The AI wave has arrived, and it's no longer only hype. Social media is flooded with discussions about it, and everyone involved in software development feels the pressure. Where a few months ago we were cautiously dipping our toes in, we've now been thrown into the deep end. What's becoming clear is that the industry is splitting into two speeds, and the gap between them is widening fast.
Taking the plunge
The first group is fully embracing AI. They're leveraging agents, talking to them through Whispr Flow or Superwhisper, running Codex and Claude Code in parallel across multiple terminals. Their workflows might still be held together with duct tape, but they can already see the productivity gains on the horizon. These people are figuring it out as they go, and in doing so, they're building a lead that will become increasingly difficult to catch up to.

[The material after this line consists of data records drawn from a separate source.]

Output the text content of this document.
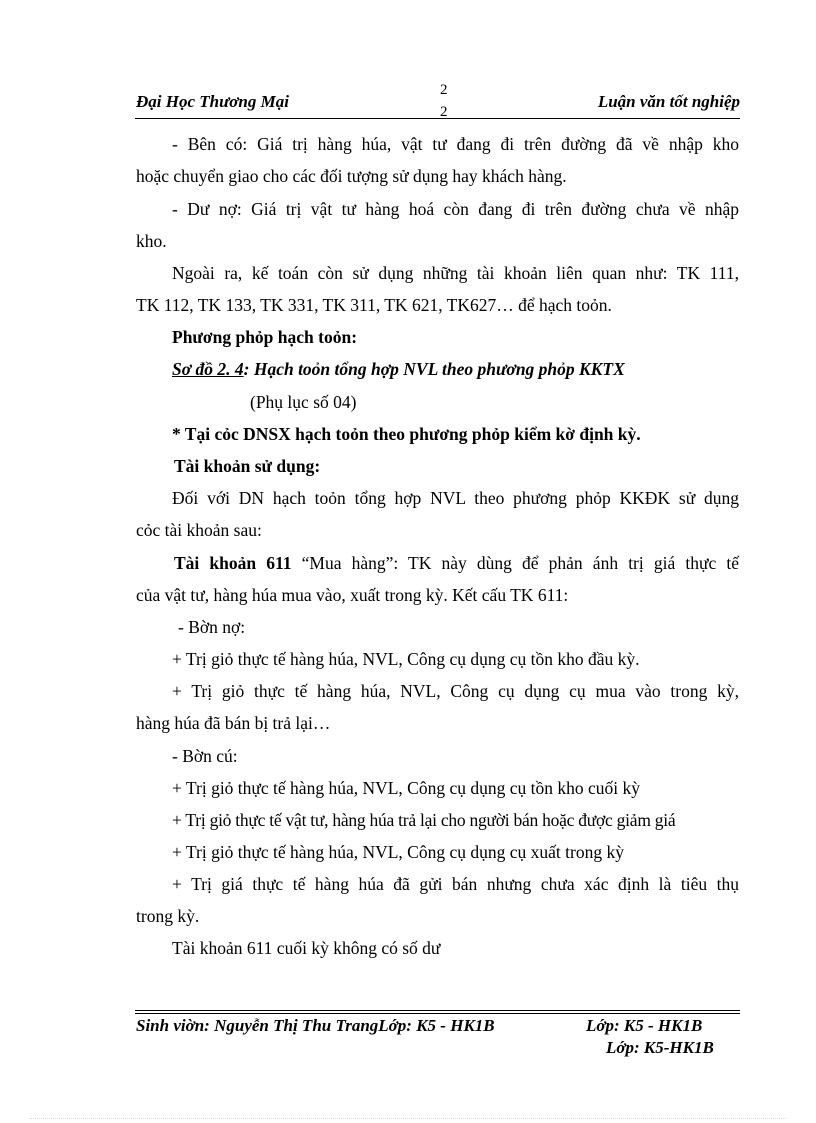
Đại Học Thương Mại
2
2
Luận văn tốt nghiệp
- Bên có: Giá trị hàng húa, vật tư đang đi trên đường đã về nhập kho
hoặc chuyển giao cho các đối tượng sử dụng hay khách hàng.
- Dư nợ: Giá trị vật tư hàng hoá còn đang đi trên đường chưa về nhập
kho.
Ngoài ra, kế toán còn sử dụng những tài khoản liên quan như: TK 111,
TK 112, TK 133, TK 331, TK 311, TK 621, TK627… để hạch toỏn.
Phương phỏp hạch toỏn:
Sơ đồ 2. 4: Hạch toỏn tổng hợp NVL theo phương phỏp KKTX
(Phụ lục số 04)
* Tại cỏc DNSX hạch toỏn theo phương phỏp kiểm kờ định kỳ.
Tài khoản sử dụng:
Đối với DN hạch toỏn tổng hợp NVL theo phương phỏp KKĐK sử dụng
cỏc tài khoản sau:
Tài khoản 611 “Mua hàng”: TK này dùng để phản ánh trị giá thực tế
của vật tư, hàng húa mua vào, xuất trong kỳ. Kết cấu TK 611:
- Bờn nợ:
+ Trị giỏ thực tế hàng húa, NVL, Công cụ dụng cụ tồn kho đầu kỳ.
+ Trị giỏ thực tế hàng húa, NVL, Công cụ dụng cụ mua vào trong kỳ,
hàng húa đã bán bị trả lại…
- Bờn cú:
+ Trị giỏ thực tế hàng húa, NVL, Công cụ dụng cụ tồn kho cuối kỳ
+ Trị giỏ thực tế vật tư, hàng húa trả lại cho người bán hoặc được giảm giá
+ Trị giỏ thực tế hàng húa, NVL, Công cụ dụng cụ xuất trong kỳ
+ Trị giá thực tế hàng húa đã gửi bán nhưng chưa xác định là tiêu thụ
trong kỳ.
Tài khoản 611 cuối kỳ không có số dư
Sinh viờn: Nguyễn Thị Thu TrangLớp: K5 - HK1B	Lớp: K5 - HK1B
Lớp: K5-HK1B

This moment feels unique. It reminds me of when Google first emerged. Some people embraced search engines early, not because they knew exactly what it would lead to, but because they were curious. They learned the quirks. How to phrase a query and when to dig into page two, three, four, ... for the hidden gems. Up until recently, you could still spot the difference between people who had been Googling for decades and those who came late. Googling was a skill, one that wasn't taught but learned over years of use. AI is heading the same way.
The naysayers
On the other end of the spectrum are the sceptics. The naysayers. The ones who dismiss it all as ridiculous hype because some AI-generated pull request didn't follow their coding standards. Outrageous. They resist change. AI still can't produce code exactly the way they want it, and they insist their standards are much higher than that.
This group poses a real risk to your company. If the naysayers become the loudest voices in the room, they push the enthusiasts into a corner. And when that happens, the sideliners who might have been nudged into the pool now stay on the deck entirely. They hear the dominant narrative, assume AI isn't worth exploring, and never build the firsthand knowledge that comes from actually using the technology. They never learn how to Google.

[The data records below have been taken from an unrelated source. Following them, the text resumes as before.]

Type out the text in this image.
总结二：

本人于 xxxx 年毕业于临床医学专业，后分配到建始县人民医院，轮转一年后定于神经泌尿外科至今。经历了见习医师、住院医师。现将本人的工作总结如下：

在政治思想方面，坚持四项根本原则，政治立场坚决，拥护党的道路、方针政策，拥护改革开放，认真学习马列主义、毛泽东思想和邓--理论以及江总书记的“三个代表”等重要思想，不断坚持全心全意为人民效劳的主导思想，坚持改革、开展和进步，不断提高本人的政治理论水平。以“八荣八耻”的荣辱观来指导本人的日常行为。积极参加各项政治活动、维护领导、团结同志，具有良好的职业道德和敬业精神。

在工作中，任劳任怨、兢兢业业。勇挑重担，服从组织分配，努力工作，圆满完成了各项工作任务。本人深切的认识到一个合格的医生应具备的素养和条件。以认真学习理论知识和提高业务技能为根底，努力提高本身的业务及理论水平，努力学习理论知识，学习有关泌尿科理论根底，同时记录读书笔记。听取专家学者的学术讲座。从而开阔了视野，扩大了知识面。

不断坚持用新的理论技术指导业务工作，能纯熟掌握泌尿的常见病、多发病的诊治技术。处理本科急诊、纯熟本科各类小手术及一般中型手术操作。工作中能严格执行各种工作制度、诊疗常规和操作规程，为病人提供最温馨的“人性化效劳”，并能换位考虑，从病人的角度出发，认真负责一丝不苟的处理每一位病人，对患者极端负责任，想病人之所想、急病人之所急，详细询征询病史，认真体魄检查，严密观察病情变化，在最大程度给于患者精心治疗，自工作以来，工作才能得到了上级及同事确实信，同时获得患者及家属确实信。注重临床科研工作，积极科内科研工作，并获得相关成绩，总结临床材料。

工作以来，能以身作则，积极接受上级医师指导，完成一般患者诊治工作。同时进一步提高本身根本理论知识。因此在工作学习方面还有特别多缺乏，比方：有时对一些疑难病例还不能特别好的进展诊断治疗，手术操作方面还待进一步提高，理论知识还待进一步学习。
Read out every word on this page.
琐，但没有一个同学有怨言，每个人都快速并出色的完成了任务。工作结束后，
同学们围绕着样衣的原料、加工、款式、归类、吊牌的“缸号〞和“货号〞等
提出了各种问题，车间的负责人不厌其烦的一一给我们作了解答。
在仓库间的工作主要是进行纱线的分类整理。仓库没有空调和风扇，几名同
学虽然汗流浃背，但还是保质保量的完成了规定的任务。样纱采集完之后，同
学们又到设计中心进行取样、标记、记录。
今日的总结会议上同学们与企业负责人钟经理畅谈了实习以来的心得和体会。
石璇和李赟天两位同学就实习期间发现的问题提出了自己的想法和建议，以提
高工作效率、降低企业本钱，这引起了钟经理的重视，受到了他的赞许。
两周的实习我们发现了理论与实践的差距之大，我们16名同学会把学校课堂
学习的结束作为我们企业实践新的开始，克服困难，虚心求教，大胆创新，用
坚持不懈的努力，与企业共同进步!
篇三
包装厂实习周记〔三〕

The resistance might be institutional, as is common in highly regulated industries. Your company might not support AI adoption at all. Getting a Claude Code subscription requires jumping through hoops, or it's blocked entirely because leadership is worried about IP leaking to an LLM. That concern isn't unreasonable. But if it stops the conversation entirely, you're leaving your team without the tools they need to stay competitive. Even if full-fledged AI adoption isn't on the table, there are steps you can take. Can you provide access to local models? Can you create a sandboxed environment for experimentation? The question shouldn't be whether to adopt AI, but how you can give your people the leverage to use it responsibly.
Attract the divers
Have you looked at your software engineering job descriptions lately? I see vacancies with zero mention of AI. Some are a copy-paste from a few years ago. If that sounds familiar, it's time to revisit them.
You want to attract the enthusiasts. At a minimum, you need people who are open to trying the technology. Hiring someone who is resistant to change, or worse, actively hostile toward it, will do more harm than not hiring anyone at all. This goes beyond your engineering team and affects your company's culture as a whole.
Curiosity has become a core hiring signal. Developers who are genuinely curious about AI tooling, experiment with it, and integrate it into their workflow are more productive and adaptable. If your job vacancy doesn't reflect this shift, you're either attracting the wrong candidates or signalling that your company hasn't caught up. Neither of those is a position you want to be in.